A jornada que traria as primeiras máquinas pesadas para o coração de Minas Gerais foi uma verdadeira epopeia, dividida em etapas intercontinentais. A missão começou com Lourenço Aquiles Lenoir, que desceu o Rio Doce para avaliar a viabilidade de usá-lo como rota de navegação. Convencido de seu potencial, partiu para a Inglaterra, onde adquiriu o equipamento que inauguraria a siderurgia na região: a forja catalã e o martelo.
O caminho de volta foi igualmente árduo. Lenoir trouxe as pesadas máquinas por via marítima até o Rio de Janeiro. De lá, subiu por cabotagem, entrando pela foz do Rio Doce e navegando contra a correnteza até atingir o primeiro grande obstáculo natural: a Cachoeira das Escadinhas, na região do atual Baixo Guandú, na divisa de Minas Gerais com o Espírito Santo.
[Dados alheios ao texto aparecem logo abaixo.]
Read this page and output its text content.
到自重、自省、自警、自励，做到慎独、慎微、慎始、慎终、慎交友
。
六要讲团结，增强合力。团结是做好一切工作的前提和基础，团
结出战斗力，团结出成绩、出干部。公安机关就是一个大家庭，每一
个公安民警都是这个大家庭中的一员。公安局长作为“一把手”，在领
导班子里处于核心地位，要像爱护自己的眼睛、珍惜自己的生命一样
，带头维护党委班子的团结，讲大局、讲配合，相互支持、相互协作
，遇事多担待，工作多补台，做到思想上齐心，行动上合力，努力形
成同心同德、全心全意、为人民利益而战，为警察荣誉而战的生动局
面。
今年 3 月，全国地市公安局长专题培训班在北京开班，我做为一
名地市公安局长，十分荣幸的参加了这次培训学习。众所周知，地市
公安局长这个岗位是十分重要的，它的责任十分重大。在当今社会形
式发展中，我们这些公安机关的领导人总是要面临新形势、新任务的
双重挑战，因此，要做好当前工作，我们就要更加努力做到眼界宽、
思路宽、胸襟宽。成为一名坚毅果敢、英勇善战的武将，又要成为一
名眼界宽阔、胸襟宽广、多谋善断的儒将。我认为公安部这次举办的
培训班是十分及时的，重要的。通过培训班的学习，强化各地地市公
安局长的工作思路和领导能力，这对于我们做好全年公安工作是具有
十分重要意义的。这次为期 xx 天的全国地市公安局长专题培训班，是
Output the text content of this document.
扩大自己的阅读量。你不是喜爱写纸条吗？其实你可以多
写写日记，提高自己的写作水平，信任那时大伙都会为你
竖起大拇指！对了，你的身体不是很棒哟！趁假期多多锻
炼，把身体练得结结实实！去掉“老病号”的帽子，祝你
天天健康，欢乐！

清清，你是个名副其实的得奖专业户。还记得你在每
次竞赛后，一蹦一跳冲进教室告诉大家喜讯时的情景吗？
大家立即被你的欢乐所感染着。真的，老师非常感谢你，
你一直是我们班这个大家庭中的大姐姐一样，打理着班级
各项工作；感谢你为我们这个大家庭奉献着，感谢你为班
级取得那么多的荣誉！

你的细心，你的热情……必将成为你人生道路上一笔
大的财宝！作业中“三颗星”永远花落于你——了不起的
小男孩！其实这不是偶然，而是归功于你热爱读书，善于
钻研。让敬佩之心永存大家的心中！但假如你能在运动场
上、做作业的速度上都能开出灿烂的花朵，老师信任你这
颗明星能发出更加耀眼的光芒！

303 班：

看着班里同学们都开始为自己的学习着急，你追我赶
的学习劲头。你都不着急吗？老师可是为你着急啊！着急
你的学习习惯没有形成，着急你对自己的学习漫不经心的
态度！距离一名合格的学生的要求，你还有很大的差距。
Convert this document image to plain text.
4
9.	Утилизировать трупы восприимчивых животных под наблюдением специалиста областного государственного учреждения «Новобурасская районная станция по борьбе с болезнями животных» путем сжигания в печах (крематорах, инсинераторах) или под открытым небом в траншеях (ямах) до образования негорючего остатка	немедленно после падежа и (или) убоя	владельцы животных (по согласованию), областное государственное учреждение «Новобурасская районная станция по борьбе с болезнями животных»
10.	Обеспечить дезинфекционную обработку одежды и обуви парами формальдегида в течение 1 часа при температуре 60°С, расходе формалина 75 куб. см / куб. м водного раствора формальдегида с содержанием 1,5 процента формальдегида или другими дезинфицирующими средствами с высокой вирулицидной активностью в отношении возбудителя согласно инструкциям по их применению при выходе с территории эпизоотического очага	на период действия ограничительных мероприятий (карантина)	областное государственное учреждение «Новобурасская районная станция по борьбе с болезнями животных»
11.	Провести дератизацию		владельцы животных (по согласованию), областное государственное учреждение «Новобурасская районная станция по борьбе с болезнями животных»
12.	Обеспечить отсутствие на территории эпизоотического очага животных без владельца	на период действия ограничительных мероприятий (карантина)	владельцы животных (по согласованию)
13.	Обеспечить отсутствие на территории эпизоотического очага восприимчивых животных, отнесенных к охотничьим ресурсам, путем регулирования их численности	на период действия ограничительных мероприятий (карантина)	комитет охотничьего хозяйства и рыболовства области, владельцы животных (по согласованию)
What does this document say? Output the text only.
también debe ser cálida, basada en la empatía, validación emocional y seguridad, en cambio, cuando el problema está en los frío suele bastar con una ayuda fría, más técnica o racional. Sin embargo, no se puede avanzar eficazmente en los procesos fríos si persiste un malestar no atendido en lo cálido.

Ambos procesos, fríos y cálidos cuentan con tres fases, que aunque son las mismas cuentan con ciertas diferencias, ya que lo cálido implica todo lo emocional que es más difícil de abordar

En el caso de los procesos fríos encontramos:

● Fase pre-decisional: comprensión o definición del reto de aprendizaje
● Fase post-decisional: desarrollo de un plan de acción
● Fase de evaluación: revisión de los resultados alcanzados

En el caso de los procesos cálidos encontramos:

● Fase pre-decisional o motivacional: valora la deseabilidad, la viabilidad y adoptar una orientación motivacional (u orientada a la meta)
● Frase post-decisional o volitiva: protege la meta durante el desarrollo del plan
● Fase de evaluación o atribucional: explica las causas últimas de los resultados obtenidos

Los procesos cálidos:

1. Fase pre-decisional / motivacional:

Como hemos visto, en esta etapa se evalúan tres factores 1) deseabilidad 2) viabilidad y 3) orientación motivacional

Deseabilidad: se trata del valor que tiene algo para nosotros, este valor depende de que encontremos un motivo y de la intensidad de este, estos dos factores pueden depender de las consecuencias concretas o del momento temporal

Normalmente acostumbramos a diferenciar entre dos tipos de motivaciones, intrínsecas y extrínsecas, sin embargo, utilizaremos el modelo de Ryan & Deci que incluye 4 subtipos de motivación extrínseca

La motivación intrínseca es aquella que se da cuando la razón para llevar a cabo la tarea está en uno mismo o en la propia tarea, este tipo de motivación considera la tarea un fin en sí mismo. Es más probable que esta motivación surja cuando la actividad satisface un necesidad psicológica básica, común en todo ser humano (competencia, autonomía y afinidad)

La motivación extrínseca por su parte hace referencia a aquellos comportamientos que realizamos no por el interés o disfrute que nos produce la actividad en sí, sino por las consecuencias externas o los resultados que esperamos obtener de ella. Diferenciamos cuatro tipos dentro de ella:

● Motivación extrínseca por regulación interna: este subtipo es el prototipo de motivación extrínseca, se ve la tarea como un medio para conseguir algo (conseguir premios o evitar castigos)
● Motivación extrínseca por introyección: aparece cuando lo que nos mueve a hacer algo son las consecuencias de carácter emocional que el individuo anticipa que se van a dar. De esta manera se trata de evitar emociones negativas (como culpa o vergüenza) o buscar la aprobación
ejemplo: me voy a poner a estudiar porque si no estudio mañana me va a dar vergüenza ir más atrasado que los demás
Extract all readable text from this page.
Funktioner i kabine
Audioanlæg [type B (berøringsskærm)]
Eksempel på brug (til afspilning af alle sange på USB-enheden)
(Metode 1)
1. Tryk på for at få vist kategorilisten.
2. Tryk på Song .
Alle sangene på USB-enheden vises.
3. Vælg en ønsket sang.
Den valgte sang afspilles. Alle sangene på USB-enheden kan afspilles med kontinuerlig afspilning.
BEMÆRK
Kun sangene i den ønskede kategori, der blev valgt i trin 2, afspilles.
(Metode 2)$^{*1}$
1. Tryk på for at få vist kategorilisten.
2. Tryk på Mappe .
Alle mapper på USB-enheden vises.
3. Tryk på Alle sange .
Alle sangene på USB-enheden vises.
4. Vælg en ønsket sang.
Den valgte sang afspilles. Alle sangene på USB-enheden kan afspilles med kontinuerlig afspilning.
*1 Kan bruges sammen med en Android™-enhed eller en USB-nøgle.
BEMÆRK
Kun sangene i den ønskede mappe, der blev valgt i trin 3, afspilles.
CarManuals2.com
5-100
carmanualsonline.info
Foi nesse ponto crítico que a operação mudou de comando e de tática. Guido Thomaz Marlière assumiu a coordenação, mas o verdadeiro protagonismo coube aos índios Borun (Krenak), exímios navegadores do Watu. Sem o profundo conhecimento deles sobre as correntezas, os perigos escondidos e os melhores caminhos no leito do rio, a empreitada teria sido impossível. Foi com seus braços e sua perícia que a carga foi transferida e subiu, a bordo de 12 canoas, os trechos sinuosos e perigosos do rio, até atingir o Porto de Canoas, na confluência do Rio Piracicaba com o Córrego do Onça Pequena.
Dali, a jornada fluvial chegava ao fim. As máquinas foram então transportadas por terra em uma última e penosa etapa, até o seu destino final: o local de São Miguel do Piracicaba, onde hoje se encontra o Solar Monlevade, no município de João Monlevade.
Essa operação, realizada há quase 200 anos, não foi apenas um feito de logística. Foi o momento em que o projeto colonial e industrial se aproveitou do saber ancestral indígena para introduzir no sertão as mesmas ferramentas que, séculos depois, escavariam as entranhas de seu território sagrado. A subida do rio pelas canoas dos Borun (Krenak) carregando o martelo era, sem que eles soubessem, a descida do primeiro golpe de um processo de devastação que seus netos e bisnetos seriam forçados a enfrentar.